El 24 de noviembre de 2022 se celebró el último encuentro del ciclo Diálogos por un consumo sostenible, organizado por el Ministerio de Consumo con el objetivo de “abordar los retos y desafíos de sostenibilidad de las personas consumidoras”. Esa cita de cierre se tituló “Decrecimiento para salvar la vida”, un encabezado que subraya la importancia capital del concepto sobre el que orbitan las expectativas políticas, económicas y sociales más discutidas en el primer cuarto del siglo XXI: cómo se invierten las prioridades para que exista un futuro. Los argumentos suenan desde hace décadas y se han ido abriendo paso desde los movimientos sociales hasta capas más amplias de la población. O se reduce significativamente el consumo de recursos y energía o no habrá tal porvenir. Vivir dentro de los límites del planeta es un imperativo, algo no opcional, o no habrá tal vida. El decrecimiento, tesis planteada desde el ecologismo y la economía crítica como tabla de salvación para que podamos llegar al día de mañana, ha entrado en los despachos ministeriales vestido de fenómeno de época que retrata las desigualdades globales y locales, y propone cómo superarlas.

“El corazón del problema es el criterio por el que decidimos qué producimos, cómo lo distribuimos y qué consumimos, es decir, la definición clásica de qué es la economía”, señaló el ministro de Consumo, Alberto Garzón, durante la conversación que mantuvo en ese encuentro con Jason Hickel, profesor e investigador de la London School of Economics y la Universitat Autònoma de Barcelona. “Bajo el capitalismo, el criterio es la maximización del beneficio”, concretó el ministro. Por su parte, Hickel advirtió que “el meollo político de nuestro tiempo es quién va a tener que reducir su consumo de energía y ahora, bajo el capitalismo, la respuesta siempre es que quien lo va a sufrir son los pobres, la clase trabajadora”.

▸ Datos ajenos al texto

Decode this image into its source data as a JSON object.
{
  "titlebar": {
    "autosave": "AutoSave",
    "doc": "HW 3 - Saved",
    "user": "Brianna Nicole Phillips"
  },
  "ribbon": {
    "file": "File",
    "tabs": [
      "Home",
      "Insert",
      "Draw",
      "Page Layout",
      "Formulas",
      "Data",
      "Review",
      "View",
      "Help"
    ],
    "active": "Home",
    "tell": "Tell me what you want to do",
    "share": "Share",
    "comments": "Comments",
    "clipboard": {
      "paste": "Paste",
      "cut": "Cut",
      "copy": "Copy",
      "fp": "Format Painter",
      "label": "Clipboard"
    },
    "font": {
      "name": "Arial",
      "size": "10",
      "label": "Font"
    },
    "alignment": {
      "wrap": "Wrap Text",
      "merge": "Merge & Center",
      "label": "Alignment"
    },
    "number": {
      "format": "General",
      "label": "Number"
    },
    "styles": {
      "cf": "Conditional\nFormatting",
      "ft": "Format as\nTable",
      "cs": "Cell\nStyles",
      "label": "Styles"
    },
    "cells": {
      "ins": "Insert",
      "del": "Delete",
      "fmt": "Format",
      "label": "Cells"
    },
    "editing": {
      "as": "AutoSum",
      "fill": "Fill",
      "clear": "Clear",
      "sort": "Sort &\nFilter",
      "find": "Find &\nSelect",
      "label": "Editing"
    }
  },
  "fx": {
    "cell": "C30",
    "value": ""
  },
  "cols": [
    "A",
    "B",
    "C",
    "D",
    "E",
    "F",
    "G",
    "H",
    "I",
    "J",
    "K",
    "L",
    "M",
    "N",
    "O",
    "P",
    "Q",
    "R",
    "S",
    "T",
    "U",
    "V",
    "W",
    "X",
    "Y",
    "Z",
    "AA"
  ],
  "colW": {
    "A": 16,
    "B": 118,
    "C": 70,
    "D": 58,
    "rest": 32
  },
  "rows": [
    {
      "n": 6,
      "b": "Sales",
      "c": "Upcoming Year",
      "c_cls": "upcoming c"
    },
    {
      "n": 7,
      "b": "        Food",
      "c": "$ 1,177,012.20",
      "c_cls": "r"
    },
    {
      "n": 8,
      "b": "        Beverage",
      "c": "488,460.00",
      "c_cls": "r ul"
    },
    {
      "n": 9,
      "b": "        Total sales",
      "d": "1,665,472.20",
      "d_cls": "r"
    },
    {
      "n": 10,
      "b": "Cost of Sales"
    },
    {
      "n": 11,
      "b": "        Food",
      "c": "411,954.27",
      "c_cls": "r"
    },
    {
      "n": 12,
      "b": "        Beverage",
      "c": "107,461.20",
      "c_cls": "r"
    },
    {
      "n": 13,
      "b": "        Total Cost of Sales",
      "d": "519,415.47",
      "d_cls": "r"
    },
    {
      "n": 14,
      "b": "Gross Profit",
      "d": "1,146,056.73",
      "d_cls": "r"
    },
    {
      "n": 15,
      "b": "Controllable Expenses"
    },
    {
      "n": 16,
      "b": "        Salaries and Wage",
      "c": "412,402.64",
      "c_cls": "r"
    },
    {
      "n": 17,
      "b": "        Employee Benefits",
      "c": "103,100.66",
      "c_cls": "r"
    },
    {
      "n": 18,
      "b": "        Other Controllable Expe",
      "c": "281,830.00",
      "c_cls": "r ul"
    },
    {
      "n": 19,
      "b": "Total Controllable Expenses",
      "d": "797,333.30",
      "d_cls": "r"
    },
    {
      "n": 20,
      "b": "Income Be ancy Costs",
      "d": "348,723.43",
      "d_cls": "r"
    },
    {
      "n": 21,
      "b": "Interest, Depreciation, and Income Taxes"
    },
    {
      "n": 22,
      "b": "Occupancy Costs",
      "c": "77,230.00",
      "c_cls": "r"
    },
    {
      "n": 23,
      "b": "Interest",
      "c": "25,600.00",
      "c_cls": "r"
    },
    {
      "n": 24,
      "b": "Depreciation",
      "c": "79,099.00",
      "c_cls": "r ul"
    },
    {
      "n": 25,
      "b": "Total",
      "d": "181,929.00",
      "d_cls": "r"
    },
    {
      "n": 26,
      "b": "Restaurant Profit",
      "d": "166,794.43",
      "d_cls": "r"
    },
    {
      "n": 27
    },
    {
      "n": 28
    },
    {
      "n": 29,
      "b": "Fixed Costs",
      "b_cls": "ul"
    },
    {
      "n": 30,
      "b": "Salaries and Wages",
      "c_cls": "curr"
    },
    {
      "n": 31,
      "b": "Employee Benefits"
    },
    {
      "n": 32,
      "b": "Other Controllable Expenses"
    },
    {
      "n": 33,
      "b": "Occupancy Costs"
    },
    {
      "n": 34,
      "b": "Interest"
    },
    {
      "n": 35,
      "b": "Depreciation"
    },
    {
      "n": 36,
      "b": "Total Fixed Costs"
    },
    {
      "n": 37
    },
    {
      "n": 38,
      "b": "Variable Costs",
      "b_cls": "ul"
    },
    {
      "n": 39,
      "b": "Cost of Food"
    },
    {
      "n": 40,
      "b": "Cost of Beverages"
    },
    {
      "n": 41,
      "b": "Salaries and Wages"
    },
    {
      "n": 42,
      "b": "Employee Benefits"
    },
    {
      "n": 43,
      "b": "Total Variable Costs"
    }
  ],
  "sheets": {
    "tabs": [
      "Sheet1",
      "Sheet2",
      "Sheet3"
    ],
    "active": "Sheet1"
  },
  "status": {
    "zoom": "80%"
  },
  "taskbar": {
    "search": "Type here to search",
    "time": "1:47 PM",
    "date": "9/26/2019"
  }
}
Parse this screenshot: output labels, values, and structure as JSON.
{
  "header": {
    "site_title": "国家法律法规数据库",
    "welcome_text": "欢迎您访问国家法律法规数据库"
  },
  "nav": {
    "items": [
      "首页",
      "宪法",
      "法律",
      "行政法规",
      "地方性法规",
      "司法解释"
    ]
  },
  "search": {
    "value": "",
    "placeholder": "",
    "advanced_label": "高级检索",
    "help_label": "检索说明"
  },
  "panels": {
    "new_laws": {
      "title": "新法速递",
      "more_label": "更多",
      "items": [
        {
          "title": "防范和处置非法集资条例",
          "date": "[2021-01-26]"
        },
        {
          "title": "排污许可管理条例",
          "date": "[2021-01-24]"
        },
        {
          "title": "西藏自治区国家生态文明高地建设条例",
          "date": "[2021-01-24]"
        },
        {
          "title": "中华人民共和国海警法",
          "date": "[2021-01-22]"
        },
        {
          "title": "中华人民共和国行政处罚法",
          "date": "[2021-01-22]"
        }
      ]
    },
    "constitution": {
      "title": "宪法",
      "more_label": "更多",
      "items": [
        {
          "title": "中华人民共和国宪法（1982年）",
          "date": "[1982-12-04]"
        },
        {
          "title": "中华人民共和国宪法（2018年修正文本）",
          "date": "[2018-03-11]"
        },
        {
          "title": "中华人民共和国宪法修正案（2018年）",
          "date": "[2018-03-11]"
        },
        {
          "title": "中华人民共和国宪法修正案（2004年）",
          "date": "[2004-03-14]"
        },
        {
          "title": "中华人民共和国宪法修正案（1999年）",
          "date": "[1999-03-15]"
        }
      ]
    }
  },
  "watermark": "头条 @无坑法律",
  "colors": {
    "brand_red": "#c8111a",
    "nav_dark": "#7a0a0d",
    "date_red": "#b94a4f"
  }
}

Del término “decrecimiento” se empezó a hablar a finales de los años 60, cuando el Club de Roma encargó un informe al Instituto Tecnológico de Massachusetts para localizar soluciones a problemas mundiales. El trabajo se publicó en 1972 bajo el título Los límites del crecimiento y alertaba de los riesgos ecológicos del crecimiento económico continuado. En 1979 vio la luz Demain la décroissance (Mañana, el decrecimiento), una recopilación de artículos y ensayos de Nicholas Georgescu-Roegen, considerado por algunas voces como el padre del concepto.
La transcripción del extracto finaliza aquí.